Cegah Penyebaran Covid-19, PPKM Mikro Diperpanjang

by
TALK SHOW - Ketua DPRD, anggota Komisi B dananggota Komisi E DPRD Jateng talk show di radio milik Pemkab Kendal. dengan tema "Dampak Jateng di Rumah Saja".

*Kebijakan Dirumah Saja Memang Pro Kontra

KENDAL – Dinilai efektif bisa mencegah klaster baru penyebaran virus Covid-19, Pemberlakuan Pembatasan Kegiatan Masyarakat (PPKM) berskala mikro diperpanjang hingga 8 Maret 2021. Pemerintah sendiri mengeluarkan kebijakan PPKM berskala mikro mulai tanggal 9-22 Februari 2021.

“Informasi yang Saya terima untuk PPKM Mikro diperpanjang sampai 8 Maret nanti,” kata Ketua DPRD Provinsi Jawa Tengah, Bambang Kusriyanto, usai Talk Show di stasion radio milik Pemkab, Sabtu (20/2/2021).

Diketahui, PPKM Mikro diterapkan di tingkat RT, yaitu wilayah RT yang masuk kategori zona oranye dan zona merah. Zona oranye jika dalam satu RT terdapat 6-10 rumah yang dengan kasus konfirmasi positif dalam tujuh hari terakhir. Sedangkan zona merah jika salam satu wilayah RT terdapat lebih dari 10 rumah dengan kasus positif Covid-19. Penanganan yang dilakukan di antaranya dengan menutup rumah ibadah, tempat bermain anak serta tempat umum lainnya, kecuali sektor esensial.

Bambang mengungkapkan, bahwa sesuai informasi yang diterima, selama pemberlakuan PPKM Mikro, pemerintah rencananya akan memberikan bantuan sembako.

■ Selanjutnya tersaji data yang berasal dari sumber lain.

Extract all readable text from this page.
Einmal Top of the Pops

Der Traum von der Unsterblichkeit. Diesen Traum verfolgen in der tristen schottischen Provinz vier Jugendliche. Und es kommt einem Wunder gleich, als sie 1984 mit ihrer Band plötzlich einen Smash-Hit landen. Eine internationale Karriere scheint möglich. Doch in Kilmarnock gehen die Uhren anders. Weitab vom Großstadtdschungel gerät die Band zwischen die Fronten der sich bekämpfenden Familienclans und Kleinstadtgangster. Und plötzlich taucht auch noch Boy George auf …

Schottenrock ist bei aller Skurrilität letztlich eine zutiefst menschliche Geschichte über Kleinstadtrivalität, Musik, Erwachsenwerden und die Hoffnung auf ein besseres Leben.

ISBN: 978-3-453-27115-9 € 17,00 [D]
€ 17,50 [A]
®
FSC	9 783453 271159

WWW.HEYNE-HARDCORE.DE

Bantuan sembako diberikan untuk membantu memenuhi kebutuhan hidup bagi warga tidak mampu.
“Kalau untuk untuk pemerintah Pemprov Jateng belum membicarakan tentang adanya bantuan sembako,” ungkapnya.

Acara Talk Show yang diadakan oleh Dinas Kominfo Jawa Tengah bekerja sama dengan DPRD Provinsi Jawa Tengah mengambil tema “Dampak Jateng di Rumah Saja”. Selain menghadirkan Ketua DPRD Jateng, Bambang Kusriyanto, talk show juga menghadirkan dua anggota Komisi B DPRD Jateng, yaitu Sholeha Kurniawati dan Dyah Kartika Permanasari serta anggota Komisi E, Ida Nurul Farida.